Toute philosophie qui cherche dans le psychique, et en particulier dans l’activité psychique, l’essence de l’être, subordonne nécessairement le mécanisme de la nature à la causalité mentale. De là à renoncer à l’absolue nécessité de la causalité physique, il n’y a qu’un pas. Sur ce point encore les lecteurs de la Revue trouveront des rapprochements à faire entre le système de M. Wundt et certaines doctrines récemment soutenues en France.

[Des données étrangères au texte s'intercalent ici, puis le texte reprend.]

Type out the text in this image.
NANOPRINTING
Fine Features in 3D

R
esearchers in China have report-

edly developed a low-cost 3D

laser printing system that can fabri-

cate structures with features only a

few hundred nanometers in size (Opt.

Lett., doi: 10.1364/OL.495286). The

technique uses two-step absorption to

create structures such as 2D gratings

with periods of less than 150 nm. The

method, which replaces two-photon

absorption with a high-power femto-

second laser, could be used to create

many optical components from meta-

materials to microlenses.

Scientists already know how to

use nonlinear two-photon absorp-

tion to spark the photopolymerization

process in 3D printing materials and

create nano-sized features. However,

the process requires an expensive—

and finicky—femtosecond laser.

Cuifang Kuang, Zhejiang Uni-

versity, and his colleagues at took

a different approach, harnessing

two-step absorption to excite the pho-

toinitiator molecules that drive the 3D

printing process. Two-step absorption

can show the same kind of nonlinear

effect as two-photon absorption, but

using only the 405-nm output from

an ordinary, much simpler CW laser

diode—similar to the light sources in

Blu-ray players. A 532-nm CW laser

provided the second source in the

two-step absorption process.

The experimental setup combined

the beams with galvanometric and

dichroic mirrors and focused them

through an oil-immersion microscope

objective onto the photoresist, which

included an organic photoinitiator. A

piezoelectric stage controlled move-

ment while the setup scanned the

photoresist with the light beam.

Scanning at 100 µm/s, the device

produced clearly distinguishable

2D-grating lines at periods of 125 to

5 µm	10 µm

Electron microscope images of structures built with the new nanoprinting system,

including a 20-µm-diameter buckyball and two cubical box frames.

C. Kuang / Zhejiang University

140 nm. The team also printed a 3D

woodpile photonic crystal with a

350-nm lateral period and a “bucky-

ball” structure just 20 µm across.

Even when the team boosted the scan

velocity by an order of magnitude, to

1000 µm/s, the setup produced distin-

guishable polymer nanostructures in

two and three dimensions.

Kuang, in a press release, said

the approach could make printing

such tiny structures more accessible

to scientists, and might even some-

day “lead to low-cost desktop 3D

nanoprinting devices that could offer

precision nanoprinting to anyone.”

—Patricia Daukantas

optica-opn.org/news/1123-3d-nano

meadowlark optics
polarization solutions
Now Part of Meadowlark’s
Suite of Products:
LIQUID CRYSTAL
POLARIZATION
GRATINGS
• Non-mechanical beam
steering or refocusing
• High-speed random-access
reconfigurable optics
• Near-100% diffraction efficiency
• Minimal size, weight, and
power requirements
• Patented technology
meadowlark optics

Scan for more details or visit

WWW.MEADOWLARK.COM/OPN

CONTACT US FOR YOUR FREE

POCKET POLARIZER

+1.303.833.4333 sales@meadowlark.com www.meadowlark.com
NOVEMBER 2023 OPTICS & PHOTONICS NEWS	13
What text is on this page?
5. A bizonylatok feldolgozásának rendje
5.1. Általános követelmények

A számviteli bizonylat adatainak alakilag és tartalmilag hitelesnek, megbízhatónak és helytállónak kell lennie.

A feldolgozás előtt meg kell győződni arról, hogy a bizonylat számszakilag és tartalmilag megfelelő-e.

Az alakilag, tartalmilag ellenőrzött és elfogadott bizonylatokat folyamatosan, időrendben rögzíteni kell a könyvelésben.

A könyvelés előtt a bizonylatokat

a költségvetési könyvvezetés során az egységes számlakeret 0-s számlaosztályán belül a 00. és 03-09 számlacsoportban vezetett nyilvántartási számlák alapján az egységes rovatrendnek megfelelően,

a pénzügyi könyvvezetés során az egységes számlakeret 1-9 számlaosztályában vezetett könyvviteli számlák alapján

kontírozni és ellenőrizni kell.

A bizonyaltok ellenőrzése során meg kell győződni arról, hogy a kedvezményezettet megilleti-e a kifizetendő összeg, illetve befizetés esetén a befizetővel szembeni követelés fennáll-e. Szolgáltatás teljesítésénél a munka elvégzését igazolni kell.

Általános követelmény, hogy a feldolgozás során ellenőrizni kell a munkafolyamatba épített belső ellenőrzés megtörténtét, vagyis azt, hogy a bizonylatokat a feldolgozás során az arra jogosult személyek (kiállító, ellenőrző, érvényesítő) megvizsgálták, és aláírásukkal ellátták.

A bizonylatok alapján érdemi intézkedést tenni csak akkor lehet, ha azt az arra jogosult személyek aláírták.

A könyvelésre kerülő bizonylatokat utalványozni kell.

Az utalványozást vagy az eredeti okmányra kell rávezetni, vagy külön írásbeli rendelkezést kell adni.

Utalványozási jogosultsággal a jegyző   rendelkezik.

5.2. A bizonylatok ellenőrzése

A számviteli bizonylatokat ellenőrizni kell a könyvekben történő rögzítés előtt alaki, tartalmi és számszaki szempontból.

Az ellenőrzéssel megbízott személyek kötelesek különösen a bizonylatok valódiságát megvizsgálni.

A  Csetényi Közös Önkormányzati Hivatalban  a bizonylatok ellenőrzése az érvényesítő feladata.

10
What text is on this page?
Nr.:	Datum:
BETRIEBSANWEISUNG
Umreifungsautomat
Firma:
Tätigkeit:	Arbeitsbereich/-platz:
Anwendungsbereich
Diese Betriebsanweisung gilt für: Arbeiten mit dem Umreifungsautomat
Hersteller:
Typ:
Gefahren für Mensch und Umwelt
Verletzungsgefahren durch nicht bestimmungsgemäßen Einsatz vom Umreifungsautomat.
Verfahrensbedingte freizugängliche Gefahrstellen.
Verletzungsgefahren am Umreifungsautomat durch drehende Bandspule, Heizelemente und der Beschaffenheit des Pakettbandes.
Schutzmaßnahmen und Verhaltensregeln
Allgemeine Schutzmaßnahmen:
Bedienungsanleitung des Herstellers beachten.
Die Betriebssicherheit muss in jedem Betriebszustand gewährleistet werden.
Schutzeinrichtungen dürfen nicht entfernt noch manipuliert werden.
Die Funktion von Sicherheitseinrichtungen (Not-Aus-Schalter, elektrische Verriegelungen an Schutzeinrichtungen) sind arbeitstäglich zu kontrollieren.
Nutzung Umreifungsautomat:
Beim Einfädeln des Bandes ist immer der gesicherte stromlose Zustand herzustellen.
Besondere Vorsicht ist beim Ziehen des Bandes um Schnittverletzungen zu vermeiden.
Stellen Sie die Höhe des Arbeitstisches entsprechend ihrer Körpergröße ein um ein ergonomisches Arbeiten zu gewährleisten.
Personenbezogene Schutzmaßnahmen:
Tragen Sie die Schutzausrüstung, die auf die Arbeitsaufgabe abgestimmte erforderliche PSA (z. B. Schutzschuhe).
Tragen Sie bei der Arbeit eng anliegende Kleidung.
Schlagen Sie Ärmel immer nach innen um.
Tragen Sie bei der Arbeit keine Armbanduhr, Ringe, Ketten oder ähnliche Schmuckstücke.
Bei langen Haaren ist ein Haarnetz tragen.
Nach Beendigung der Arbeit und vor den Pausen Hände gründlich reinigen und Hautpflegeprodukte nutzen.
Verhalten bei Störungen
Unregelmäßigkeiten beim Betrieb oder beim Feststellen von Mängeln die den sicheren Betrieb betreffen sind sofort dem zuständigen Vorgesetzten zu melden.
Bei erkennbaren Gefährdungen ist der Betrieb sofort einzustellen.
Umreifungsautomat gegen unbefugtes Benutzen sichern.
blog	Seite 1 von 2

M. Wundt ne considère plus le mécanisme physique, à la manière de Leibniz et de Kant, comme l’expression d’une nécessité à priori de la pensée, mais comme une simple hypothèse destinée à ramener à une explication aussi satisfaisante que possible les phénomènes de la nature. M. Wundt ne conteste pas la valeur de l’hypothèse, il respecte en particulier le principe de la conservation de la force ; mais il croit que, le mécanisme, étant l’aspect extérieur de l’activité spontanée de l’âme, doit avoir tous les caractères de cette activité spontanée. Or le caractère essentiel de la volonté, c’est, nous l’avons vu, l’énergie toujours croissante, la tendance vers une perfection toujours plus grande, en un mot c’est le progrès. Le mécanisme se pliera donc à cette loi de progrès, et donnera naissance à des formes toujours plus parfaites. Peut-être la conciliation du mécanisme avec la loi du progrès est-elle possible, comme le pensait Leibniz ; mais dans le cas contraire c’est le mécanisme qu’il faudrait abandonner, car le mécanisme est une simple hypothèse, et il ne serait pas d’une

  1. Revue philosophique, article de juillet 1880.